Craig Cantoni, Scottsdale, AZ
Accountability. Economics literature suggests that for-profit firms have lower costs than non-profits at the same level of service. The difference seems to be that managers of a for-profit firm, one with stockholders, have their noses kept to the cost-minimization grindstone. They can’t systematically rip off customers because customers can go elsewhere. Non-profit management doesn’t answer to anyone and typically has higher costs because managers opt for better working conditions—less pressure, longer vacations, etc. Profit-making businesses have far more accountability than most other forms of organization, e.g. government.
Linda Gorman Ph.D., Independence Institute, Golden, CO
Free Screening. Screening an entire population to find a few who need treatment is enormously wasteful. Moreover, people who feel a need to be screened will not be deterred by cost sharing. People who do not feel a need won’t bother even if it is free. Free care mostly allows people who feel a need to receive more expensive care. It is a boon to hypochondriacs.
Greg Scandlen, Hagerstown, MD
Report from the AMA. At the national conference in June 2010, most of the time for debate was spent on the election of officers. The rest was spent on how doctors would work with the new financing mechanisms: who we are going to throw under the bus as the money is divided among specialties and demographics. And, we sat around in a romper room and were instructed to write a note to the Senate on a paper “white coat,” begging them not to allow the 21% cut. Who’s asking why anyone would want to work for a bankrupt company? The AMA has disintegrated into an organization that exists only to exist.
Marcy Zwelling, M.D., Los Alamitos, CA
Pilot Programs. Before there was a modern welfare state, the federal government did a test run: the Seattle-Denver Income Maintenance Experiment (SIME/DIME). Participants were guaranteed a minimum income, regardless of wages or marital stability. Researchers were stunned by the results: couples split up, and people worked less. Before the welfare state created all the tragedy and social pathology that we are living with today, federal planners knew exactly what would happen! This shows that (1) it is possible to spend extraordinary amounts of money to learn something that ordinary people with common sense (people without Ph.D.s) could have told us anyway and (2) politicians are likely to do whatever is expedient for them no matter what we learn.
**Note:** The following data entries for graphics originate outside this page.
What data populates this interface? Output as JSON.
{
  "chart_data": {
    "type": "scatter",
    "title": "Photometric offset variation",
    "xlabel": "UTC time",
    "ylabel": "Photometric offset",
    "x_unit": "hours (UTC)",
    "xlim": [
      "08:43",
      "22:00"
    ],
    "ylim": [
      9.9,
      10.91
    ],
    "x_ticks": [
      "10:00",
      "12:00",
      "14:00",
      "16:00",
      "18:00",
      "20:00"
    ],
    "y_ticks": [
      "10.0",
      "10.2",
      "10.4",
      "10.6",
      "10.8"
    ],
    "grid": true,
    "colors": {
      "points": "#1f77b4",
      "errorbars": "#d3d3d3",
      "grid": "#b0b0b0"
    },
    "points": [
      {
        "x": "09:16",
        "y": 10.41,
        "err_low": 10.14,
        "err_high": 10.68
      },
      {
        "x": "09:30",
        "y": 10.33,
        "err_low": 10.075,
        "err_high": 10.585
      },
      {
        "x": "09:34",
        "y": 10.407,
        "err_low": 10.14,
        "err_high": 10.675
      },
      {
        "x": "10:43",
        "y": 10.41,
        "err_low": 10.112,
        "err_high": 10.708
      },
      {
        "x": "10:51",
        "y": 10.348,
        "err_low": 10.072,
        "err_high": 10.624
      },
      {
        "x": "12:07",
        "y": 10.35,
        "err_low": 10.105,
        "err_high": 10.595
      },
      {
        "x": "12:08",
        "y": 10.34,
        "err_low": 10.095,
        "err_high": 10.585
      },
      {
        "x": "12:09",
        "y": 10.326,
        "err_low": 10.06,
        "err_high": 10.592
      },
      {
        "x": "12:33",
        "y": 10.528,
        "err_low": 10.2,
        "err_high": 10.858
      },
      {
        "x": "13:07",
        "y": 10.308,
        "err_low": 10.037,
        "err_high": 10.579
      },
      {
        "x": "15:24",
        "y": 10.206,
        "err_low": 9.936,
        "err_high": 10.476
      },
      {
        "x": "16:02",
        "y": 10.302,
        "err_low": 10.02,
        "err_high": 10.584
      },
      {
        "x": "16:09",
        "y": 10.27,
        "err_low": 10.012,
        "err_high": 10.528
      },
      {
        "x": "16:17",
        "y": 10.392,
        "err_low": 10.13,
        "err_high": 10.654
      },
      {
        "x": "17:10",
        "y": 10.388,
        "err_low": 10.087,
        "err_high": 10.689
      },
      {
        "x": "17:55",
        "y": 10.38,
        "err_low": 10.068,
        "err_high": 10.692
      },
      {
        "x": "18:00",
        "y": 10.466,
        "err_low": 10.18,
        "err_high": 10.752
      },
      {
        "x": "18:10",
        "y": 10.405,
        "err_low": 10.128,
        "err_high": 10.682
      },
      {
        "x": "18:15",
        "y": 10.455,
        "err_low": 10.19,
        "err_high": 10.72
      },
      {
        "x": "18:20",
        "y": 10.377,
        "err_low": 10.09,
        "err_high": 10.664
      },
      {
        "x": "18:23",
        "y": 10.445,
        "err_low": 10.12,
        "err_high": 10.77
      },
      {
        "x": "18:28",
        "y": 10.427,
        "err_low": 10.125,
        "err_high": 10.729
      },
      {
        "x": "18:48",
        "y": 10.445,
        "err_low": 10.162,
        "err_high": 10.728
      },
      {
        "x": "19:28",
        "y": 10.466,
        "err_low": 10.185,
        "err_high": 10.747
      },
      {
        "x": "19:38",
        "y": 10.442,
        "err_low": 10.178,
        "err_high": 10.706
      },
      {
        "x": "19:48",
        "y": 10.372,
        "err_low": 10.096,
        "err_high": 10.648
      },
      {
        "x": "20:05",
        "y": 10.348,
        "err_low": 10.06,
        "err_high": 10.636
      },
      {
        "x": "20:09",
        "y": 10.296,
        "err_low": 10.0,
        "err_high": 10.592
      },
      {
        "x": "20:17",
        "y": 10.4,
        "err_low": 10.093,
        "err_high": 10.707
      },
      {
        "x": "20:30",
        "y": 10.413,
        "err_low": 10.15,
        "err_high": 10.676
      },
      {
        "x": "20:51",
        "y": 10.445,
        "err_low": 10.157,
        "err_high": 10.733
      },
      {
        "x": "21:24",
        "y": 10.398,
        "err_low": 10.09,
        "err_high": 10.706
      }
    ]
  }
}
John Goodman, National Center for Policy Analysis
Soft Coercion. Do you ever notice that we are rarely directly mandated to do something, so as not to infringe our rights (the individual mandate being an exception), but we are pushed or nudged into doing something because otherwise we have to make serious changes to spin ourselves out of the system?
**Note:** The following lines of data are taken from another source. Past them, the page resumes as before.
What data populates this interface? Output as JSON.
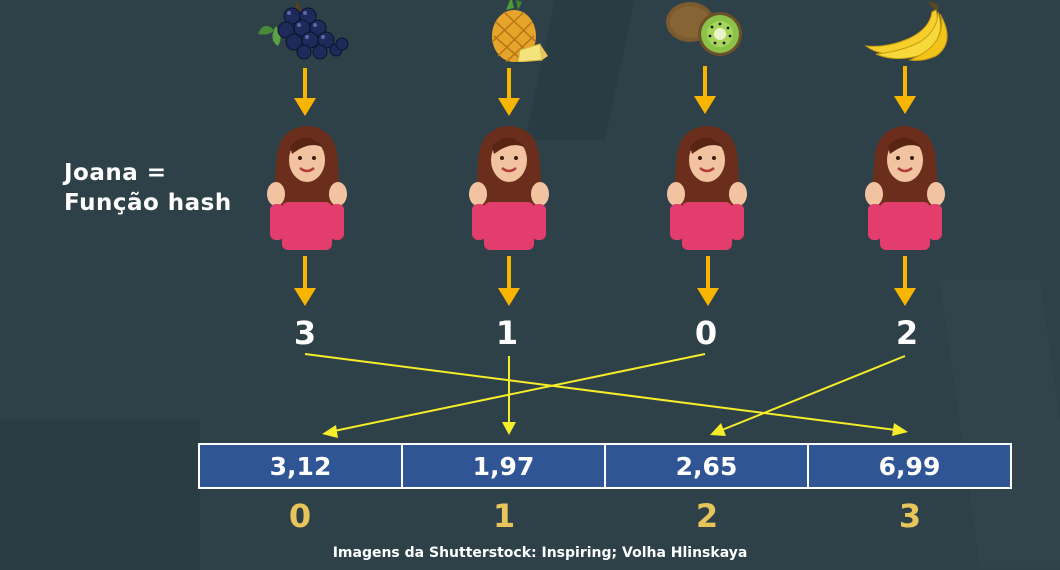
{
  "label": {
    "line1": "Joana =",
    "line2": "Função hash"
  },
  "fruits": [
    {
      "icon": "grapes-icon"
    },
    {
      "icon": "pineapple-icon"
    },
    {
      "icon": "kiwi-icon"
    },
    {
      "icon": "bananas-icon"
    }
  ],
  "hash_values": [
    "3",
    "1",
    "0",
    "2"
  ],
  "array": {
    "cells": [
      "3,12",
      "1,97",
      "2,65",
      "6,99"
    ],
    "indices": [
      "0",
      "1",
      "2",
      "3"
    ]
  },
  "credit": "Imagens da Shutterstock: Inspiring; Volha Hlinskaya",
  "colors": {
    "background": "#2e4149",
    "down_arrow": "#f7b500",
    "mapping_arrow": "#f5ec2a",
    "cell_fill": "#2f5595",
    "index_text": "#e8c55a"
  }
}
Karen Radley, M.D., Price, UT
“Time Out” Needed for PPACA. In medicine and in the operating room, we may need to call a time out, when everything is stopped and checked and re-checked. That’s what we need for “health care reform.” The more we find out, the less we like. The only people I see benefiting from PPACA [“ObamaCare”] are policy wonks, government bureaucrats, lawyers, and consultants. Already I see infighting among physicians.
Leah McCormack, M.D., President, MSSNY
Heading for the Exit. In 2014, one of the largest orthopedic practices in North Texas is planning to go cash only. They predict retention of current revenue levels with half the patients and much less administration related to claims filing.